On top of that, I have PMDD (basically really bad PMS) that was taking me through a crazy roller coaster every month from high highs to low lows, anger, fatigue, irritability, depression, feeling out of control, sleep problems, etc. etc. etc. And my husband took the brunt of these things more than anyone. You can imagine it wasn’t helping our chemistry together.

So a couple months ago I stopped taking birth control, on the idea that maybe the hormones (although I was on a low-dose and had tried various pills) were contributing to the PMDD and low libido.

I don’t remember always feeling like this, so I was going to try anything I could to change. The intense hormones I was experiencing were causing me to doubt my feelings for my husband, which was very scary because quite simply, I adore my husband.

The breaking point came in conjunction with reading about the foods I was supposed to avoid and experiencing continued frustration with my libido. On top of which I was dealing with the chronic issues and really not understanding what was going on with my body, consequently spiraling into a very bad depression.

I started researching about hormone replacement therapy and came across Dr.

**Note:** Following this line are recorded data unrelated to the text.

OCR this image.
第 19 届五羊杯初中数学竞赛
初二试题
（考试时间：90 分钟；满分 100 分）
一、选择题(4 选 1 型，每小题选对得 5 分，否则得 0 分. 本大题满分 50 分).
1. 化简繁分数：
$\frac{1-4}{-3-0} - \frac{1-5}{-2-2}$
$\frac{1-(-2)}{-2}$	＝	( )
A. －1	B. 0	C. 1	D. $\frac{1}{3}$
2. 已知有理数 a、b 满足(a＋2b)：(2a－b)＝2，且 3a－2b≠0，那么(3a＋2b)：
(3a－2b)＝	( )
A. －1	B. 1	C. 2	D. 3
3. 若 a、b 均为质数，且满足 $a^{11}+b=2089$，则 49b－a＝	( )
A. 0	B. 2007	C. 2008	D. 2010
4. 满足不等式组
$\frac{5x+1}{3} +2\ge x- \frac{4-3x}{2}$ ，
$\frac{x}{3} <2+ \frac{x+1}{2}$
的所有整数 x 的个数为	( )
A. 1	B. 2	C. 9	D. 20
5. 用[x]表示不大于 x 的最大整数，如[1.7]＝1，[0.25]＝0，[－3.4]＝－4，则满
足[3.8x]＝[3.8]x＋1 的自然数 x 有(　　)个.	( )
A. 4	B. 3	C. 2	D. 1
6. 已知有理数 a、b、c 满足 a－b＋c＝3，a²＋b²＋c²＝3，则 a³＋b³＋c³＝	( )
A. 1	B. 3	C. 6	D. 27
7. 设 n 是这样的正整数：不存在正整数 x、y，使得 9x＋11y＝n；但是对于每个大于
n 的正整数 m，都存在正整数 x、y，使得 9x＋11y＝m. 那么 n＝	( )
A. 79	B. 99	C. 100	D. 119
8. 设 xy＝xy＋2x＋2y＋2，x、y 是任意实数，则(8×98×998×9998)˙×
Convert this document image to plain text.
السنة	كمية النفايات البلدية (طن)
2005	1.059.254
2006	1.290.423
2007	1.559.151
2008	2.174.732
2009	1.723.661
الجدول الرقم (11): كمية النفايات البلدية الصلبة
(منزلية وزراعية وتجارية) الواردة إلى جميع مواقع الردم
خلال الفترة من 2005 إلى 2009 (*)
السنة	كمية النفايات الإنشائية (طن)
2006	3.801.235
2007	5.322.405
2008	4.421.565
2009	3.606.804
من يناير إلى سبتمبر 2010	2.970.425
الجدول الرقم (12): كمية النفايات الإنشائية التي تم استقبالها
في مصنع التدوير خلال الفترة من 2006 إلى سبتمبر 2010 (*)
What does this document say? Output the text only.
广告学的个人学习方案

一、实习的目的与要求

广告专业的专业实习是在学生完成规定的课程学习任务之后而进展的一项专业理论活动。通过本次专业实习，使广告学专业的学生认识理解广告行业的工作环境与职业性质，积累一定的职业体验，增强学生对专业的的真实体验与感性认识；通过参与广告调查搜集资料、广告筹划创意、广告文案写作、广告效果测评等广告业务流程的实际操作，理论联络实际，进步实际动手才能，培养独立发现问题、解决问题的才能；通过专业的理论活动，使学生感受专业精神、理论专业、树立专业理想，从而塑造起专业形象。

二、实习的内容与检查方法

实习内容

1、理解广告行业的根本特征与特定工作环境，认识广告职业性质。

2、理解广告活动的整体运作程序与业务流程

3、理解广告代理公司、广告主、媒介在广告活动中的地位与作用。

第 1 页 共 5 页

Shelley Alexander at New You Health Studio. She is a Doctor of Osteopathic Medicine with a new business not far from me. I had a free consultation with her and was sold after 30 minutes.

Dr. Alexander’s office is in a very well-to-do area of town, and while this type of medical treatment is not covered by insurance, I decided I would not let society or money dictate what my life was going to look like. I just simply did not care about the cost, being at my wits end, and I didn’t want to look back on my life and think, I wish I would have done things differently.